<title>Time-domain and spectral-domain low-coherence interferometry used for dispersion characterization of optical fibers</title>

Abstract

In this paper, time-domain analysis of a tandem configuration of a nondispersive Michelson interferometer and a two-mode optical fiber, and spectral-domain analysis of intermodal interference at the output of the optical fiber alone are presented when a low-coherence exciting source is used and effects of first-order and second-order intermodal dispersion are included. Time-domain analysis shows that the visibility dependence of the output interferogram consists of two side peaks corresponding to positive and negative imbalance of the interferometer that compensate for the group optical path difference (OPD) of two modes in the optical fiber. It is shown that the effect of second-order dispersion gives rise to a flattening and a symmetrical broadening of these two side peaks. Spectral-domain analysis shows that the wavelength- dependent modulation of the source spectrum is obtained at the output of the two-mode optical fiber alone. By processing the spectral modulation, the intermodal dispersion parameters can be obtained.
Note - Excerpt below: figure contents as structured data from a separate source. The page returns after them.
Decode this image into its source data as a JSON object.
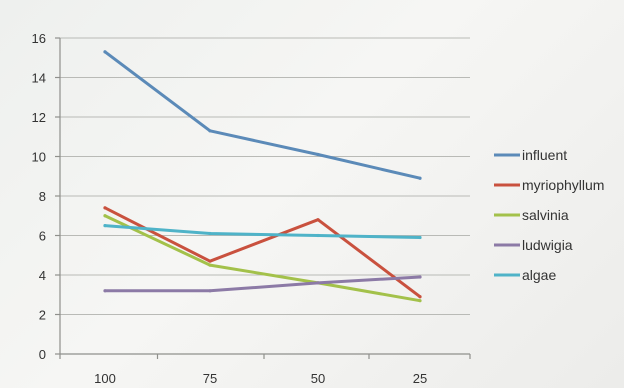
{
  "chart_data": {
    "type": "line",
    "categories": [
      "100",
      "75",
      "50",
      "25"
    ],
    "ylim": [
      0,
      16
    ],
    "yticks": [
      0,
      2,
      4,
      6,
      8,
      10,
      12,
      14,
      16
    ],
    "grid": true,
    "legend_position": "right",
    "series": [
      {
        "name": "influent",
        "color": "#5b8ab8",
        "values": [
          15.3,
          11.3,
          10.1,
          8.9
        ]
      },
      {
        "name": "myriophyllum",
        "color": "#c9513e",
        "values": [
          7.4,
          4.7,
          6.8,
          2.9
        ]
      },
      {
        "name": "salvinia",
        "color": "#a3c14a",
        "values": [
          7.0,
          4.5,
          3.6,
          2.7
        ]
      },
      {
        "name": "ludwigia",
        "color": "#8c7aa6",
        "values": [
          3.2,
          3.2,
          3.6,
          3.9
        ]
      },
      {
        "name": "algae",
        "color": "#4fb3c8",
        "values": [
          6.5,
          6.1,
          6.0,
          5.9
        ]
      }
    ]
  }
}
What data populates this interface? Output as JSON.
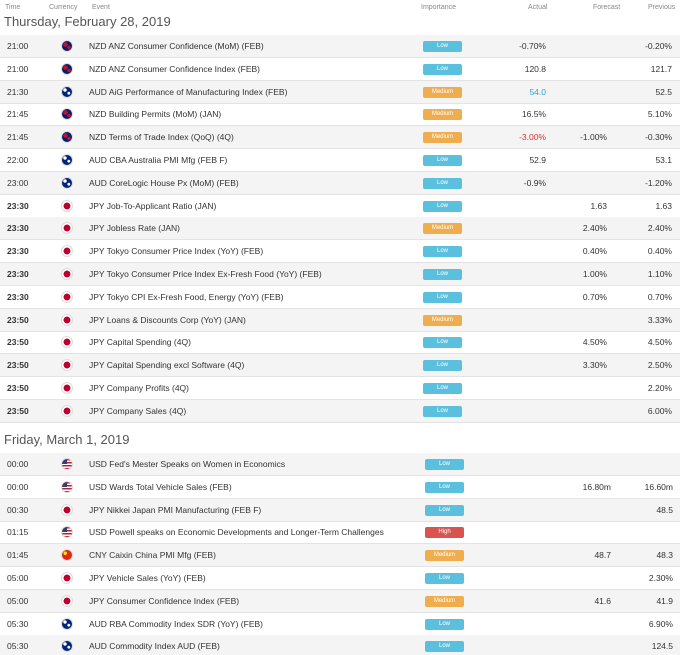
{
  "header": {
    "time": "Time",
    "currency": "Currency",
    "event": "Event",
    "importance": "Importance",
    "actual": "Actual",
    "forecast": "Forecast",
    "previous": "Previous"
  },
  "colors": {
    "low": "#5bc0de",
    "medium": "#f0ad4e",
    "high": "#d9534f",
    "actual_positive": "#2aa3d9",
    "actual_negative": "#e0302f"
  },
  "days": [
    {
      "title": "Thursday, February 28, 2019",
      "events": [
        {
          "time": "21:00",
          "flag": "nz-flag-icon",
          "event": "NZD ANZ Consumer Confidence (MoM) (FEB)",
          "importance": "Low",
          "actual": "-0.70%",
          "forecast": "",
          "previous": "-0.20%"
        },
        {
          "time": "21:00",
          "flag": "nz-flag-icon",
          "event": "NZD ANZ Consumer Confidence Index (FEB)",
          "importance": "Low",
          "actual": "120.8",
          "forecast": "",
          "previous": "121.7"
        },
        {
          "time": "21:30",
          "flag": "au-flag-icon",
          "event": "AUD AiG Performance of Manufacturing Index (FEB)",
          "importance": "Medium",
          "actual": "54.0",
          "actual_color": "#2aa3d9",
          "forecast": "",
          "previous": "52.5"
        },
        {
          "time": "21:45",
          "flag": "nz-flag-icon",
          "event": "NZD Building Permits (MoM) (JAN)",
          "importance": "Medium",
          "actual": "16.5%",
          "forecast": "",
          "previous": "5.10%"
        },
        {
          "time": "21:45",
          "flag": "nz-flag-icon",
          "event": "NZD Terms of Trade Index (QoQ) (4Q)",
          "importance": "Medium",
          "actual": "-3.00%",
          "actual_color": "#e0302f",
          "forecast": "-1.00%",
          "previous": "-0.30%"
        },
        {
          "time": "22:00",
          "flag": "au-flag-icon",
          "event": "AUD CBA Australia PMI Mfg (FEB F)",
          "importance": "Low",
          "actual": "52.9",
          "forecast": "",
          "previous": "53.1"
        },
        {
          "time": "23:00",
          "flag": "au-flag-icon",
          "event": "AUD CoreLogic House Px (MoM) (FEB)",
          "importance": "Low",
          "actual": "-0.9%",
          "forecast": "",
          "previous": "-1.20%"
        },
        {
          "time": "23:30",
          "flag": "jp-flag-icon",
          "event": "JPY Job-To-Applicant Ratio (JAN)",
          "importance": "Low",
          "actual": "",
          "forecast": "1.63",
          "previous": "1.63"
        },
        {
          "time": "23:30",
          "flag": "jp-flag-icon",
          "event": "JPY Jobless Rate (JAN)",
          "importance": "Medium",
          "actual": "",
          "forecast": "2.40%",
          "previous": "2.40%"
        },
        {
          "time": "23:30",
          "flag": "jp-flag-icon",
          "event": "JPY Tokyo Consumer Price Index (YoY) (FEB)",
          "importance": "Low",
          "actual": "",
          "forecast": "0.40%",
          "previous": "0.40%"
        },
        {
          "time": "23:30",
          "flag": "jp-flag-icon",
          "event": "JPY Tokyo Consumer Price Index Ex-Fresh Food (YoY) (FEB)",
          "importance": "Low",
          "actual": "",
          "forecast": "1.00%",
          "previous": "1.10%"
        },
        {
          "time": "23:30",
          "flag": "jp-flag-icon",
          "event": "JPY Tokyo CPI Ex-Fresh Food, Energy (YoY) (FEB)",
          "importance": "Low",
          "actual": "",
          "forecast": "0.70%",
          "previous": "0.70%"
        },
        {
          "time": "23:50",
          "flag": "jp-flag-icon",
          "event": "JPY Loans & Discounts Corp (YoY) (JAN)",
          "importance": "Medium",
          "actual": "",
          "forecast": "",
          "previous": "3.33%"
        },
        {
          "time": "23:50",
          "flag": "jp-flag-icon",
          "event": "JPY Capital Spending (4Q)",
          "importance": "Low",
          "actual": "",
          "forecast": "4.50%",
          "previous": "4.50%"
        },
        {
          "time": "23:50",
          "flag": "jp-flag-icon",
          "event": "JPY Capital Spending excl Software (4Q)",
          "importance": "Low",
          "actual": "",
          "forecast": "3.30%",
          "previous": "2.50%"
        },
        {
          "time": "23:50",
          "flag": "jp-flag-icon",
          "event": "JPY Company Profits (4Q)",
          "importance": "Low",
          "actual": "",
          "forecast": "",
          "previous": "2.20%"
        },
        {
          "time": "23:50",
          "flag": "jp-flag-icon",
          "event": "JPY Company Sales (4Q)",
          "importance": "Low",
          "actual": "",
          "forecast": "",
          "previous": "6.00%"
        }
      ]
    },
    {
      "title": "Friday, March 1, 2019",
      "events": [
        {
          "time": "00:00",
          "flag": "us-flag-icon",
          "event": "USD Fed's Mester Speaks on Women in Economics",
          "importance": "Low",
          "actual": "",
          "forecast": "",
          "previous": ""
        },
        {
          "time": "00:00",
          "flag": "us-flag-icon",
          "event": "USD Wards Total Vehicle Sales (FEB)",
          "importance": "Low",
          "actual": "",
          "forecast": "16.80m",
          "previous": "16.60m"
        },
        {
          "time": "00:30",
          "flag": "jp-flag-icon",
          "event": "JPY Nikkei Japan PMI Manufacturing (FEB F)",
          "importance": "Low",
          "actual": "",
          "forecast": "",
          "previous": "48.5"
        },
        {
          "time": "01:15",
          "flag": "us-flag-icon",
          "event": "USD Powell speaks on Economic Developments and Longer-Term Challenges",
          "importance": "High",
          "actual": "",
          "forecast": "",
          "previous": ""
        },
        {
          "time": "01:45",
          "flag": "cn-flag-icon",
          "event": "CNY Caixin China PMI Mfg (FEB)",
          "importance": "Medium",
          "actual": "",
          "forecast": "48.7",
          "previous": "48.3"
        },
        {
          "time": "05:00",
          "flag": "jp-flag-icon",
          "event": "JPY Vehicle Sales (YoY) (FEB)",
          "importance": "Low",
          "actual": "",
          "forecast": "",
          "previous": "2.30%"
        },
        {
          "time": "05:00",
          "flag": "jp-flag-icon",
          "event": "JPY Consumer Confidence Index (FEB)",
          "importance": "Medium",
          "actual": "",
          "forecast": "41.6",
          "previous": "41.9"
        },
        {
          "time": "05:30",
          "flag": "au-flag-icon",
          "event": "AUD RBA Commodity Index SDR (YoY) (FEB)",
          "importance": "Low",
          "actual": "",
          "forecast": "",
          "previous": "6.90%"
        },
        {
          "time": "05:30",
          "flag": "au-flag-icon",
          "event": "AUD Commodity Index AUD (FEB)",
          "importance": "Low",
          "actual": "",
          "forecast": "",
          "previous": "124.5"
        }
      ]
    }
  ]
}
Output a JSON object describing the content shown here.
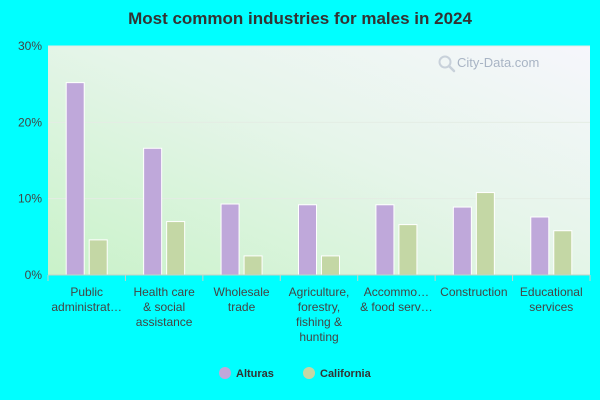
{
  "colors": {
    "background": "#00ffff",
    "series_alturas": "#bfa8da",
    "series_california": "#c4d7a5"
  },
  "watermark": {
    "text": "City-Data.com",
    "icon": "magnifier-icon"
  },
  "chart_data": {
    "type": "bar",
    "title": "Most common industries for males in 2024",
    "xlabel": "",
    "ylabel": "",
    "ylim": [
      0,
      30
    ],
    "yticks": [
      "0%",
      "10%",
      "20%",
      "30%"
    ],
    "y_tick_values": [
      0,
      10,
      20,
      30
    ],
    "grid": true,
    "legend_position": "bottom-center",
    "categories": [
      [
        "Public",
        "administrat…"
      ],
      [
        "Health care",
        "& social",
        "assistance"
      ],
      [
        "Wholesale",
        "trade"
      ],
      [
        "Agriculture,",
        "forestry,",
        "fishing &",
        "hunting"
      ],
      [
        "Accommo…",
        "& food serv…"
      ],
      [
        "Construction"
      ],
      [
        "Educational",
        "services"
      ]
    ],
    "series": [
      {
        "name": "Alturas",
        "values": [
          25.2,
          16.6,
          9.3,
          9.2,
          9.2,
          8.9,
          7.6
        ]
      },
      {
        "name": "California",
        "values": [
          4.6,
          7.0,
          2.5,
          2.5,
          6.6,
          10.8,
          5.8
        ]
      }
    ]
  }
}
Theoretical results are verified experimentally: the visibility dependences measured in the setup comprising a bulk-optic Michelson interferometer and a two-mode optical fiber give the intermodal group OPDs, and the wavelength- dependent modulations of the source spectrum measured at the outputs of the two-mode optical fibers alone give the wavelength dependences of the group OPDs between two modes of the optical fibers. Moreover, good agreements between the experimental results of both measuring techniques are confirmed.